Da oggi entra in vigore il decreto ministeriale che ridisegna il panorama dei controlli elettronici della velocità in Italia, introducendo criteri unici e verifiche obbligatorie per gli autovelox. È un passaggio che arriva dopo anni di incertezze normative, sentenze contrastanti e migliaia di ricorsi, e che ora punta a riportare ordine in un settore diventato terreno di battaglia tra automobilisti, enti locali e tribunali. Il provvedimento stabilisce come devono essere omologati, controllati e tarati gli apparecchi, ma sarà necessario chiarire caso per caso quali impianti risulteranno effettivamente conformi e quali invece dovranno essere fermati fino al completamento delle procedure tecniche richieste.

Secondo le prime stime, già dalla mezzanotte di oggi circa un impianto su cinque sarà disattivato, perché non rispondente ai nuovi requisiti. Si tratta di un numero significativo, che riflette quanto il sistema fosse frammentato e quanto fosse urgente una regolamentazione uniforme. Gli autovelox che non supereranno le verifiche dovranno essere sottoposti ai controlli previsti prima di poter tornare operativi, mentre gli altri continueranno a funzionare senza interruzioni. Nel frattempo le associazioni dei consumatori si stanno muovendo per assistere gli automobilisti, soprattutto quelli coinvolti in procedimenti ancora aperti, ma è bene ricordare che il decreto non annulla automaticamente le sanzioni già emesse: ogni contestazione dovrà essere valutata singolarmente dalle autorità competenti.

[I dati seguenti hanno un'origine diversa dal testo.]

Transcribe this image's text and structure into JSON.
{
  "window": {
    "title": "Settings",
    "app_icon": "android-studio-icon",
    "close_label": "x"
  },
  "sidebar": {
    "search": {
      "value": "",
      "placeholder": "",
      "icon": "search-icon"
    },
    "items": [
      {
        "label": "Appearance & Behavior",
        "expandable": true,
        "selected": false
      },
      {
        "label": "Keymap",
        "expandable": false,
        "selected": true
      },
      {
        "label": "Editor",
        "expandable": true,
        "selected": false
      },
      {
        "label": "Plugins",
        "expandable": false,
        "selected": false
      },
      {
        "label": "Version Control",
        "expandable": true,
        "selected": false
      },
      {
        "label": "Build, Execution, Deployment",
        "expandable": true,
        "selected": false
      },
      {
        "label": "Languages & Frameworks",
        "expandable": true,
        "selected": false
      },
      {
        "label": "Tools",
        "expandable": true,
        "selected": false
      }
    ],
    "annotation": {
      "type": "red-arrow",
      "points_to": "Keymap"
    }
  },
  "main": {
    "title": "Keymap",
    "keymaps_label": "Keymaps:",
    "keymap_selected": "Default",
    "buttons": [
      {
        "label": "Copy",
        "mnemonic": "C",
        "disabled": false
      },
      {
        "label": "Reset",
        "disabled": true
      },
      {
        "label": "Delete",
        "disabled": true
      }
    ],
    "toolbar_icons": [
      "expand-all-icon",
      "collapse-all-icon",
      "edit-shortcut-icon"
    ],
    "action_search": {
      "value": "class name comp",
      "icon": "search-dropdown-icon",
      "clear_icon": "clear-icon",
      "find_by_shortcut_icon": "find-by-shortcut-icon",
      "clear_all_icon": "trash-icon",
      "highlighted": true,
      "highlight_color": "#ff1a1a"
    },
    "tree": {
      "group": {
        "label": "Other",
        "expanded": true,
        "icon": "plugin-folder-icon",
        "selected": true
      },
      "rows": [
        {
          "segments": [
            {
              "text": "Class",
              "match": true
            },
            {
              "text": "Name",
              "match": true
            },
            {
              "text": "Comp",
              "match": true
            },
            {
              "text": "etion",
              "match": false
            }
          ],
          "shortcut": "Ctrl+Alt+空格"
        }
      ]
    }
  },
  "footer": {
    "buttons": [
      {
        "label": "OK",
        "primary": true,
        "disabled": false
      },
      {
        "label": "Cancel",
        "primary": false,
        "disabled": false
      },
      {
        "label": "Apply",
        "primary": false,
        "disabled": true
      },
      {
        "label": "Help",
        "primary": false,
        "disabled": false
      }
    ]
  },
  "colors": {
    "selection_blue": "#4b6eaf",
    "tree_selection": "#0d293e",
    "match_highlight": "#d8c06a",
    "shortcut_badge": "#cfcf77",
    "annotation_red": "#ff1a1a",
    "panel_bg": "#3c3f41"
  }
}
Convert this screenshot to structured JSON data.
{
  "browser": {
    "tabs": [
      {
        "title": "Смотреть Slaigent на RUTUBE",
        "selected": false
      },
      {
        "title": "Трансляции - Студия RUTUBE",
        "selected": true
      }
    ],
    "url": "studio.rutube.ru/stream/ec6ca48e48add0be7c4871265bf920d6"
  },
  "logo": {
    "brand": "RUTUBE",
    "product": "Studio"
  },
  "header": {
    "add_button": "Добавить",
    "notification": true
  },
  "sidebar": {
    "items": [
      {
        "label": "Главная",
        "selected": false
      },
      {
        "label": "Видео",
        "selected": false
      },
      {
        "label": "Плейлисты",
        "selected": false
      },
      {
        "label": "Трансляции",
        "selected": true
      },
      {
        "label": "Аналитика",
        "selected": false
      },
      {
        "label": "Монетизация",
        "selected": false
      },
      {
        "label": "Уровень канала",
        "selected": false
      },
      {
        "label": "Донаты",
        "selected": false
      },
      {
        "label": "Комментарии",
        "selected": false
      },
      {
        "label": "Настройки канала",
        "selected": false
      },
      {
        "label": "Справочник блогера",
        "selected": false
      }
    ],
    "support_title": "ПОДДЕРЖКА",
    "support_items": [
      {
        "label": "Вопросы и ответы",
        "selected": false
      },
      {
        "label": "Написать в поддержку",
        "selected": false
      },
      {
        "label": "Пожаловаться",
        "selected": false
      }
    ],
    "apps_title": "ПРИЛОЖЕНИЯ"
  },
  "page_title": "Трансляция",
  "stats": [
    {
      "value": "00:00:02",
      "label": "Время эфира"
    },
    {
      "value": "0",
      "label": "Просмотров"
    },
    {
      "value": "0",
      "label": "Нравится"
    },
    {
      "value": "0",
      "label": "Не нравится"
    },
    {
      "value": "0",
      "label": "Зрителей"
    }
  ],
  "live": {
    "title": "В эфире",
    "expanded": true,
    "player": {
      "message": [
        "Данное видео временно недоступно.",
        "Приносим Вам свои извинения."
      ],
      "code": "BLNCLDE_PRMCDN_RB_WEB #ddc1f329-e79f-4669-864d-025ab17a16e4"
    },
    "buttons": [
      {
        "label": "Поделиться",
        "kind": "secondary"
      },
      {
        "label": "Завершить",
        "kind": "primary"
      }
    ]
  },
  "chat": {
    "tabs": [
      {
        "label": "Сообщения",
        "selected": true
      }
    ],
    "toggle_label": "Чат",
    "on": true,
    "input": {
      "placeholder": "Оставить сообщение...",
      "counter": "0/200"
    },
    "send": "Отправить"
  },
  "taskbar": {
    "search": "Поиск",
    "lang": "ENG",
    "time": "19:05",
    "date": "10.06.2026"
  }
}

Negli ultimi anni la questione degli autovelox era diventata un labirinto giuridico. Molti automobilisti avevano contestato le multe sostenendo che diversi dispositivi fossero soltanto “approvati” e non formalmente omologati, come richiesto dalla normativa. Le pronunce della Cassazione avevano alimentato il dibattito, aprendo la strada a un’ondata di ricorsi e mettendo in difficoltà gli enti locali. Il nuovo decreto nasce proprio per chiudere questa fase di incertezza, fissando criteri chiari e validi per tutti, così da ridurre il contenzioso e rafforzare la credibilità dei controlli elettronici.

In questo scenario, però, è fondamentale evitare che passi un messaggio pericoloso. La disattivazione di una parte degli autovelox non significa che sulle strade si possa tornare a correre o a ignorare le regole. È un punto che va sottolineato con forza: non deve diffondersi l’idea diseducativa che l’assenza temporanea di alcuni dispositivi equivalga a un via libera all’imprudenza. La sicurezza stradale non dipende solo dai controlli, ma dal comportamento di chi guida.

Il nuovo quadro normativo, pur con le sue complessità e con la necessità di verificare singolarmente la posizione di ogni impianto, rappresenta un passo avanti verso un sistema più trasparente e affidabile. L’obiettivo non è aumentare le sanzioni, ma garantire strumenti certificati e controlli uniformi su tutto il territorio nazionale, offrendo regole certe sia agli automobilisti sia agli enti che gestiscono la viabilità. In un Paese dove la velocità e la distrazione continuano a essere tra le principali cause di incidenti, la riforma degli autovelox non è solo una questione tecnica: è un tassello importante nella costruzione di una cultura della guida più consapevole.